If you can’t supply, add, or reallocate new storage, evaluate and network capacity on the big-data platform in a quick, cost-effective, modular way to meet new requirements, the platform is not ready for production. Key guidelines in this respect are:
- Scale your big data using scale-in, scale-up and scale-out techniques.
- Speed up your big data with workload-optimized integrated systems fit for cloud deployment.
- Optimize your big data’s distributed storage layer, and
- Retune and rebalance your big data workloads continuously.
6. Create a strategy for data availability and analysis.
Big data platforms need to integrate with your environment not only with ingestion, but also with business intelligence. From adhoc data or long running analytics or ETL jobs, have a plan for which technologies will handle this data analysis and how your data scientists will utilize the data. This important step will help you realize immense cost and efficiency benefits.

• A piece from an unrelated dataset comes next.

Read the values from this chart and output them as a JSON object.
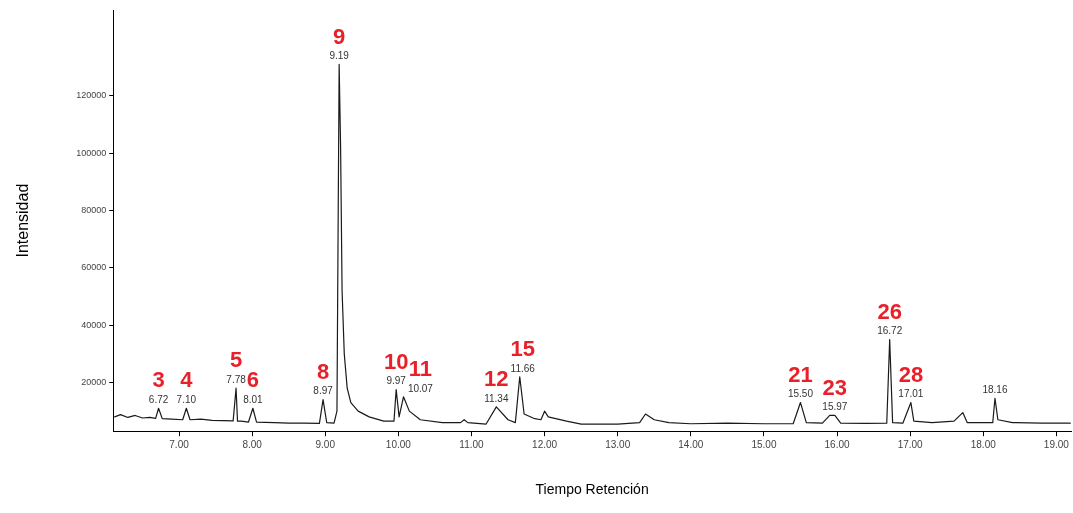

To the extent that your enterprise already has a mature enterprise data warehousing (EDW) program in production, you can use that as the template for your big-data platform. There is no need to redefine “productionizing” for big data’s sake.
Clearly, there are both big risks and big rewards in undertaking a big data analytics project. But with genuine attention to sound project management practices, project managers and their teams can reduce the downsides and make deployments a big business opportunity for their organizations.